The mechanics are direct. Colleague Skill pulls chat histories and files from Lark and DingTalk (the Chinese enterprise equivalents of Slack and Teams), runs the data through a distillation pipeline, and emits a document describing job duties plus "unique quirks" to replicate. The MITTR piece doesn't pin down which models power the distillation step, and Zhou hasn't published architecture details. What's documented is the data substrate: workplace chat logs, file metadata, and enough behavioral signal to encode personality. Separately, another engineer, Koki Xu, shipped an anti-distillation tool on April 4 with light, medium, and heavy sabotage modes that rewrite the input workflow documents into "generic, non-actionable language" before they get absorbed. The sabotage-tool demo video got more than five million likes.

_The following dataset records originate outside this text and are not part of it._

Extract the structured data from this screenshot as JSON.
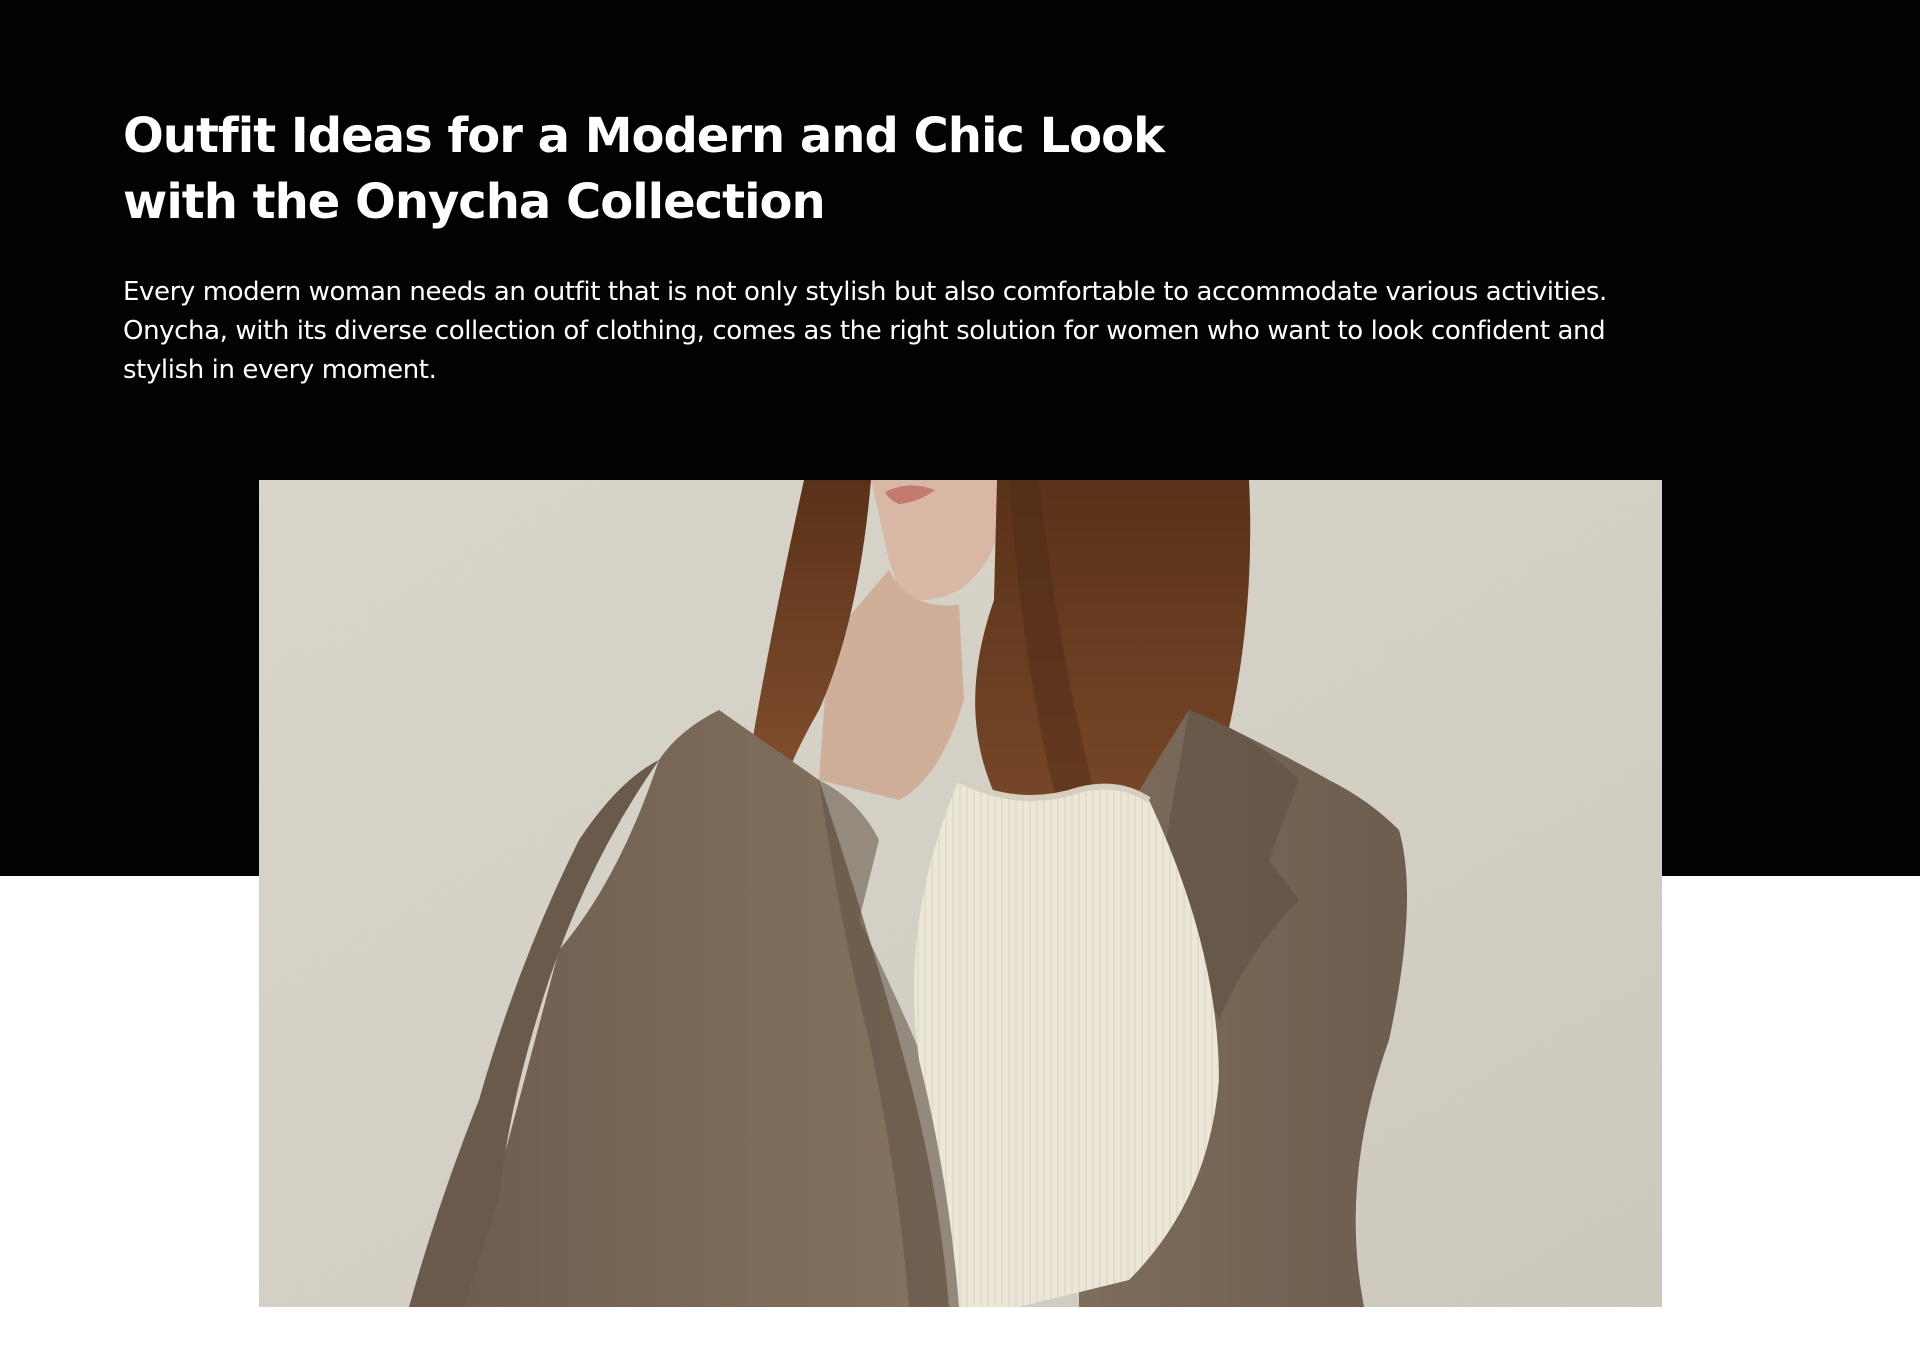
{
  "article": {
    "title_line1": "Outfit Ideas for a Modern and Chic Look",
    "title_line2": "with the Onycha Collection",
    "intro_line1": "Every modern woman needs an outfit that is not only stylish but also comfortable to accommodate various activities.",
    "intro_line2": "Onycha, with its diverse collection of clothing, comes as the right solution for women who want to look confident and",
    "intro_line3": "stylish in every moment."
  },
  "colors": {
    "hero_background": "#020202",
    "page_background": "#ffffff",
    "text": "#ffffff",
    "wall": "#d9d5cb",
    "blazer": "#7a6a5b",
    "top": "#ece7da",
    "hair": "#6b3f24"
  }
}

This is the real shape of agent deployment, not the pitch-deck version. The deployment surface isn't a clean API or a polished enterprise feature; it's whatever data your employer can reach, specifically the chat histories and shared files where most knowledge work actually happens. The countermove isn't policy, it's engineering. Xu's tool is essentially adversarial data shaping, executed by the workers whose output is the training signal. If you build agent tools, this is a signal worth paying attention to: the people whose knowledge you want to capture have a shipping culture, and they are already treating distillation pipelines as hostile input to be perturbed.

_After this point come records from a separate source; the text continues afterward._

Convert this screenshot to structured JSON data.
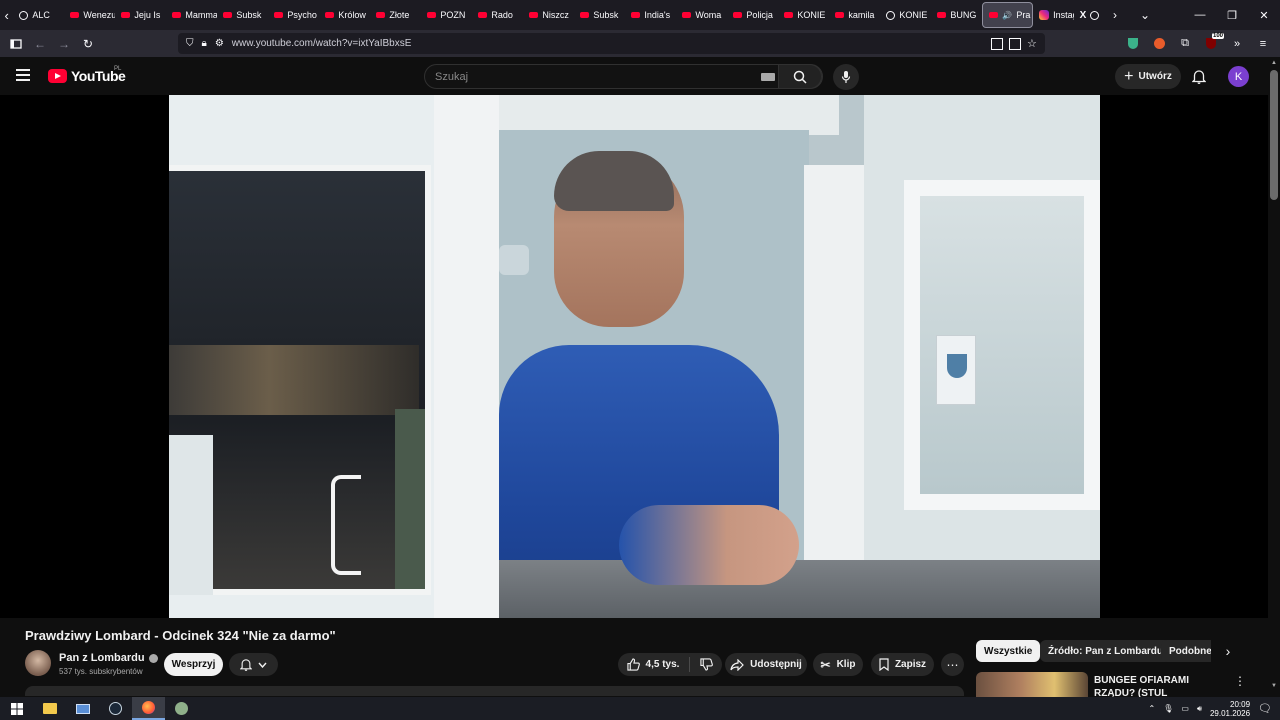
{
  "browser": {
    "tabs": [
      {
        "label": "ALC",
        "icon": "generic-icon"
      },
      {
        "label": "Wenezuela",
        "icon": "youtube-icon"
      },
      {
        "label": "Jeju Is",
        "icon": "youtube-icon"
      },
      {
        "label": "Mamma",
        "icon": "youtube-icon"
      },
      {
        "label": "Subsk",
        "icon": "youtube-icon"
      },
      {
        "label": "Psycho",
        "icon": "youtube-icon"
      },
      {
        "label": "Królow",
        "icon": "youtube-icon"
      },
      {
        "label": "Złote",
        "icon": "youtube-icon"
      },
      {
        "label": "POZN",
        "icon": "youtube-icon"
      },
      {
        "label": "Rado",
        "icon": "youtube-icon"
      },
      {
        "label": "Niszcz",
        "icon": "youtube-icon"
      },
      {
        "label": "Subsk",
        "icon": "youtube-icon"
      },
      {
        "label": "India's",
        "icon": "youtube-icon"
      },
      {
        "label": "Woma",
        "icon": "youtube-icon"
      },
      {
        "label": "Policja",
        "icon": "youtube-icon"
      },
      {
        "label": "KONIE",
        "icon": "youtube-icon"
      },
      {
        "label": "kamila",
        "icon": "youtube-icon"
      },
      {
        "label": "KONIE",
        "icon": "generic-icon"
      },
      {
        "label": "BUNG",
        "icon": "youtube-icon"
      }
    ],
    "active_tab": {
      "label": "Pra",
      "icon": "youtube-icon"
    },
    "extra_tabs": [
      {
        "label": "Instag",
        "icon": "instagram-icon"
      },
      {
        "label": "X",
        "icon": "x-icon"
      }
    ],
    "url": "www.youtube.com/watch?v=ixtYaIBbxsE",
    "extension_badge": "100"
  },
  "youtube": {
    "logo_text": "YouTube",
    "country_code": "PL",
    "search_placeholder": "Szukaj",
    "create_label": "Utwórz",
    "avatar_letter": "K"
  },
  "video": {
    "title": "Prawdziwy Lombard - Odcinek 324 \"Nie za darmo\"",
    "channel": "Pan z Lombardu",
    "subscribers": "537 tys. subskrybentów",
    "support_label": "Wesprzyj",
    "likes": "4,5 tys.",
    "share_label": "Udostępnij",
    "clip_label": "Klip",
    "save_label": "Zapisz"
  },
  "sidebar": {
    "chips": [
      "Wszystkie",
      "Źródło: Pan z Lombardu",
      "Podobne"
    ],
    "recommendation_title": "BUNGEE OFIARAMI RZĄDU? (STUL DZINOLD BANDURA"
  },
  "taskbar": {
    "time": "20:09",
    "date": "29.01.2026"
  }
}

Two things to chew on. First, the chat-app scrape is the real training substrate — Lark, DingTalk, Slack, Teams, Notion are where the signal lives, and agent tooling that depends on clean hand-written SOPs is missing the actual data distribution. Second, the sabotage mode is going to generalize. Once a light/medium/heavy pattern for adversarial workflow rewrites catches on, you will see it deployed against every "your AI coworker" tool whose input is user-facing workplace content. If your agent pipeline treats the distillation input as trustworthy, plan for the input not being trustworthy.